Monthly Archives: October 2011

Asterisk Remote Crash Vulnerability in SIP Channel Driver

Asterisk

The folks over at the Digium security team today released security bulletin AST-2011-012 for a remote crash vulnerability in the SIP channel drive. For info about the attack, they state only:

A remote authenticated user can cause a crash with a malformed request due to an uninitialized variable.

An assumption from this statement would be that an UNauthenticated user could not carry out this attack… but I admit to not personally knowing the SIP channel driver of Asterisk enough to be able to stand behind this conclusion.

Regardless, updates have been released in the form of new versions 1.8.7.1 and 10.0.0-rc1.

Avaya Acquires UC Security Firm and SBC Vendor Sipera Systems

Fascinating news today that Avaya has acquired Sipera Systems for an undisclosed sum. We’ve covered Sipera here on this blog any number of times over the past years as they have been one of the few firms very specifically focused on “VoIP security”, or, to be more appropriately buzzword-compliant in 2011, “Unified Communications security.” In fact, the first video podcast I did for the Blue Box Podcast (when I was doing that) way back in August 2007 was with Sipera.

Over the years Sipera has hired some truly excellent people in the field, released some useful tools, originated great research and done a great bit in general to help keep the dialog going on publicly about VoIP/UC security.

The Avaya purchase is fascinating because, as Eric Krapf noted in a NoJitter post this morning, Avaya has been OEMing a Session Border Controller (SBC) solution from market leader Acme Packet for quite some time. As Eric notes:

The deal therefore could represent a shift in the enterprise SBC market, at a moment when E-SBCs are emerging as a key component of enterprise real-time communications deployments, especially in SIP trunking deployments. Acme Packet has been far and away the market share leader in SBCs, with over 50%, and its SBC works with all the leading enterprise communications platforms.

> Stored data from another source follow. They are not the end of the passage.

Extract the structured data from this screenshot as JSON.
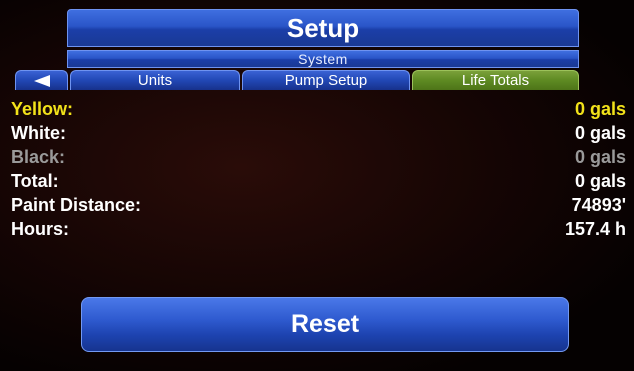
{
  "header": {
    "title": "Setup",
    "subtitle": "System"
  },
  "tabs": [
    {
      "label": "Units"
    },
    {
      "label": "Pump Setup"
    },
    {
      "label": "Life Totals",
      "active": true
    }
  ],
  "totals": [
    {
      "label": "Yellow:",
      "value": "0 gals",
      "color": "#f2e21a"
    },
    {
      "label": "White:",
      "value": "0 gals",
      "color": "#ffffff"
    },
    {
      "label": "Black:",
      "value": "0 gals",
      "color": "#9a9a9a"
    },
    {
      "label": "Total:",
      "value": "0 gals",
      "color": "#ffffff"
    },
    {
      "label": "Paint Distance:",
      "value": "74893'",
      "color": "#ffffff"
    },
    {
      "label": "Hours:",
      "value": "157.4 h",
      "color": "#ffffff"
    }
  ],
  "actions": {
    "reset_label": "Reset"
  },
  "icons": {
    "back": "back-arrow-icon"
  },
  "colors": {
    "accent_blue": "#2a55c8",
    "active_tab_green": "#5e8a22"
  }
}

However, enterprise vendors including Cisco and Siemens (and now, it seems, Avaya) have released their own SBCs, and in the case of Siemens, the SBC only talks to Siemens platforms on the enterprise side of the device. It remains to be seen whether the Sipera SBC will work only with Avaya Aura–but it seems unlikely that anyone other than an Avaya customer would buy an Avaya SBC.

Now, the news release of course plays up how Sipera’s solutions work with both Avaya and non-Avaya systems but to Eric’s point there may in the future be little incentive for non-Avaya customers to purchase a solution, given that there are other “independent” players out there in the SBC market like Acme Packet, Ingate Systems, Sonus Networks and others.

Regardless of how it all shakes out, it is an interesting move and one that bears watching.

Congrats to our friends at Sipera and Avaya on the acquisition, and we look forward to seeing how it evolves.